Melalui pendekatan permintaan Anda dapat mengetahui jumlah permintaan terhadap produk/jasa yang meliputi : Sasaran pembeli/konsumen, Jumlah konsumen, Jumlah kebutuhan, Total kebutuhan pertahun.
b) Pendekatan Penawaran
Pendekatan penawaran berawal dari kemampuan wirausaha dalam membuat suatu produk/barang, memberikan pelayanan jasa atau gabungan dari keduanya. Dari sini barulah mulai mencari adakah pasarnya atau orang-orang yang membutuhkannya. Misalnya, seorang wirausaha memproduksi genteng dengan kualitas yang bersaing. Dengan kualitas genteng yang bersaing tersebut, lalu apakah berarti para calon konsumen, developer, pemborong pembangunan rumah dan sebagainya kira-kira berminat membeli, sebab harga genteng produksi wirausaha ternyata lebih mahal dibandingkan genteng dengan kualitas yang sama di pasaran saat ini. Apakah konsumen mempunyai daya beli berminat untuk membeli genteng yang lebih mahal dengan kualitas sama atau membeli genteng yang harganya sama dengan kualitas yang baik. Begitupun kalau Anda ingin membuka toko kue, salon kecantikan, usaha pijat dan usaha lainnya.
Melalui pendekatan penawaran wirausaha juga dapat mengidentifikasi banyaknya pesaing yang membuat produk/jasa yang sama.
c) Membatasi Jangkauan Pasar.
Anda mesti mengukur secara rasional seberapa luas jangkauan usaha Anda dan tentukan siapa target pasar Anda. Kalau Anda hendak membuka mini market di rumah, kira-kira calon pembelinya datang sendiri dari satu RT saja, satu RW, sekompleks, atau sekecamatan? Jika Anda hendak membuka toko furniture di pinggir jalan, Anda mesti memperkirakan apakah calon pembeli hanya datang dari tetangga sepanjang jalan atau orang-orang dari luar kota yang melintas di jalan depan gerai anda.
Kalau jangkauan wilayah sudah Anda tentukan, silakan hitung tingkat perkiraan konsumsi calon pelanggan Anda. Perkirakan seberapa sering mereka akan berbelanja, dan seberapa banyak belanjaan mereka setiap kali datang. Tentu anda bisa menghitung berapa besar pengeluaran setiap tetangga se-RT untuk memenuhi kebutuhan makan (beras, ikan asin, minyak goreng, tepung, dan lainnya) serta perawatan tubuh dan pakaian (sabun, odol, sabun cuci, sampo dan sebagainya). Kira-kira, apakah mereka semua bersedia untuk belanja di warung Anda?

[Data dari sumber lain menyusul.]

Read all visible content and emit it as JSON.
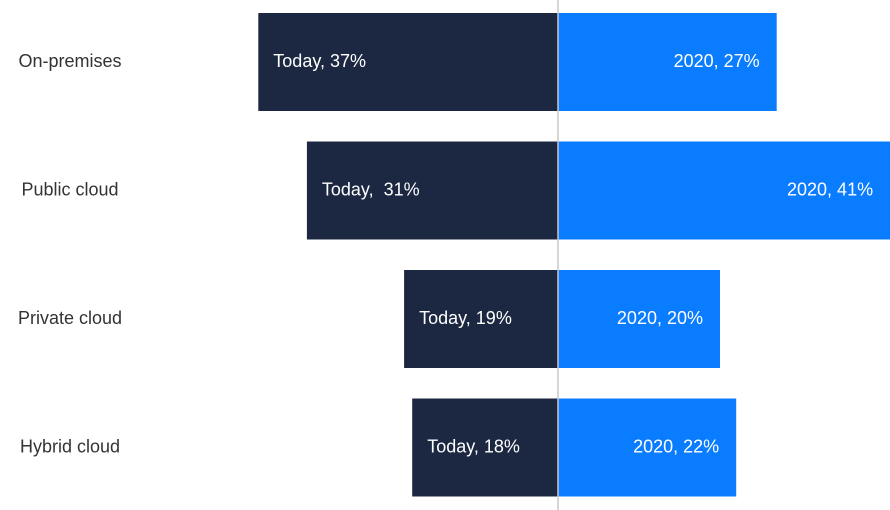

Mungkin dalam satu RT sudah ada dua warung serupa, sehingga hanya seperempat rumah tangga se-RT yang Anda perkirakan akan berlangganan. Nah, apakah dengan pelanggan potensial sebanyak itu, keuntungan yang Anda dapat cukup ekonomis?
Dari menjawab pertanyaan-pertanyaan semacam itu, kita bisa mengambil keputusan apakah peluang yang ada layak untuk diwujudkan atau tidak. Menghitung potensi pasar sedari awal juga memaksa kita untuk berpikir lebih keras dan kreatif. Kalau potensi pasar dengan jangkauan yang kita tetapkan tak memuaskan, misalnya, kita bisa mempertimbangkan segala kemungkinan untuk memperluas jangkauan pasar. Agar bisa menjangkau RW tetangga, umpamanya, boleh jadi kita perlu memberi layanan delivery order.
Itu sekedar contoh. Anda juga mesti hati-hati. Jangan menyamakan potensi pasar dan harapan. Anda boleh saja berharap warung kelontong di rumah bakal dikerubuti penduduk se-kota Anda, tapi terlalu naif kalau beranggapan itulah potensi pasar warung Anda.
Melihat Diri Sendiri atau Membaca Artikel
Masalahnya sekarang, bagaimana cara memperkirakan frekuensi dan volume pembelian dari calon pelanggan-pelanggan kita? Cara paling gampang adalah dengan melihat pola konsumsi kita sendiri.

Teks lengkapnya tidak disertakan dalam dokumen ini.